Manual mode gives you a good range of parameters which you can change, including ISO, shutter speed and AF point. For some reason, you can’t use manual mode with the super wide angle lens, but otherwise it’s a good way to take control of the shot in slightly trickier conditions.
There are a few areas in which the Xperia 1 excels and provides you with genuinely useful functions. The Eye AF feature, something which we have been used to seeing on Alpha cameras, works very well to pick out the eye of your subject, showing a green box around the eye it has detected. It’s great when shooting portraits, but it’s a little disappointing that the feature isn’t available for the selfie camera.

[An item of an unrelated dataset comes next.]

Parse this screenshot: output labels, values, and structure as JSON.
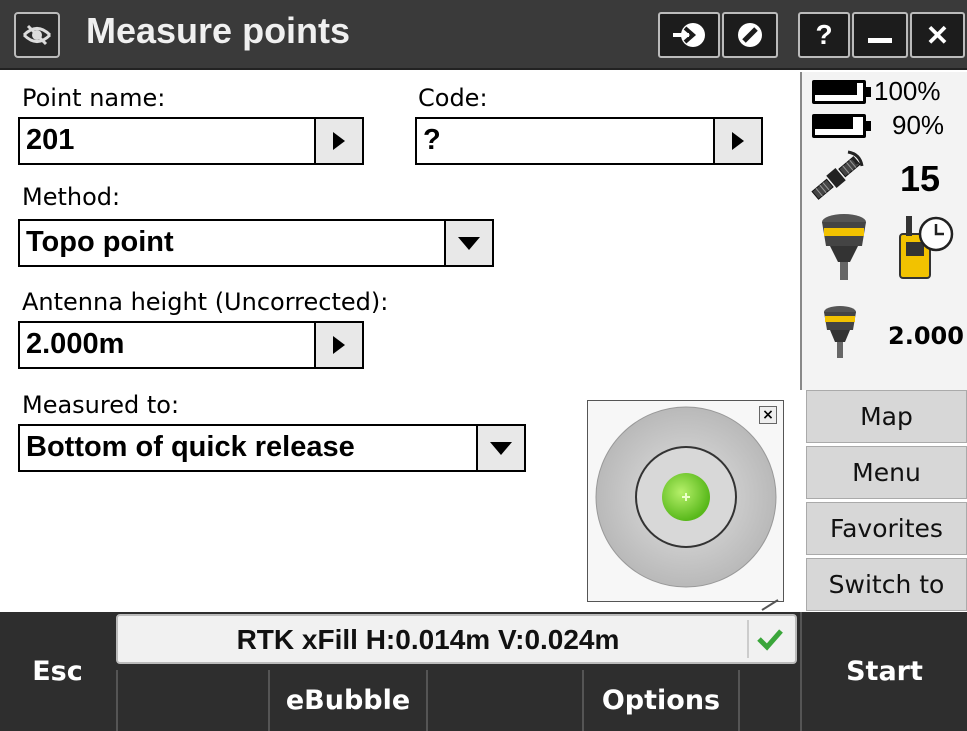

Being able to shoot at 10fps with full AF and AE tracking is great for moving subjects, and it does a very good job of keeping up with action, particularly when following a fairly obvious movement pattern. Focusing in general is also pretty good, locking on to the target with ease in almost all conditions.
Image quality wise, the Sony Xperia 1 can produce some very nice shots, but I wouldn’t say the quality is elevated over other smartphones currently on the market. In good light, images are nice and vibrant with a satisfying amount of detail. In low light, the Xperia 1 produces some nicely clean images, but it’s a shame not to see a dedicated night mode such as we see on other phones like the Google Pixel 3a.
In the fully automatic mode, the phone seems to struggle somewhat with backlit scenes, producing images which can be blown out. In such conditions, switching to manual shooting and switching on HDR can help produce a better balance, but we’ve seen better straight out of the box performance from phones like the Huawei P30 Pro.
As is often the case with phones like this, it’s the main camera (26mm) which puts in the sharpest and best performance, but the wide-angle and telephoto lenses also produce pleasing results. Digital zoom is nothing to shout about though, and is best avoided if possible. For the super-wide angle lens, I’d recommend switching on distortion correction for the most natural results.
Sony Xperia 1 Sample Photos
Below is a selection of Sony Xperia 1 sample photos shot in Italy during the course of our test.
After spending a decent amount of time with the Xperia 1, I’m left with mixed feelings. There is a lot to like about the smartphone, with features such as Eye AF and 10fps shooting being great to see in a device like this – you can’t help but wonder why it took Alpha and Xperia so long to work together.
However, in many other ways it’s a little bit underwhelming. The design is geared at those who watch a lot of videos on their smartphone, but it renders it a little bit unwieldy and odd looking – while that could be a personal preference, there’s probably a good reason why most phones are not this shape.
Image quality is good, but I wouldn’t say any better than phones such as the Samsung Galaxy S10 or the Huawei P30 Pro.
Meanwhile, the native app could do with some overhaul to bring it more up to date, as well as including the ability to shoot in raw format, and give you manual control over the super wide angle camera.
Overall, it’s a bit of a mixed bag. If you’re heavily into movies (and creating your own), it’s definitely worth a look. If you’re a dedicated Sony (camera) shooter, you may also feel confident sticking with the brand, but otherwise it’s hard to get overly excited about the Xperia 1 in a market which has so many fantastic options already in it – especially at this price point. It may well be the best Xperia which has ever been produced, but it still struggles to stand out against the likes of Samsung and Huawei (even if Huawei does have other problems at the moment).
I’m interested to see how the relationship between Xperia and Alpha develops though. The Xperia 1 is a great first collaboration, and I’m hopeful for further refinement in the coming months and years.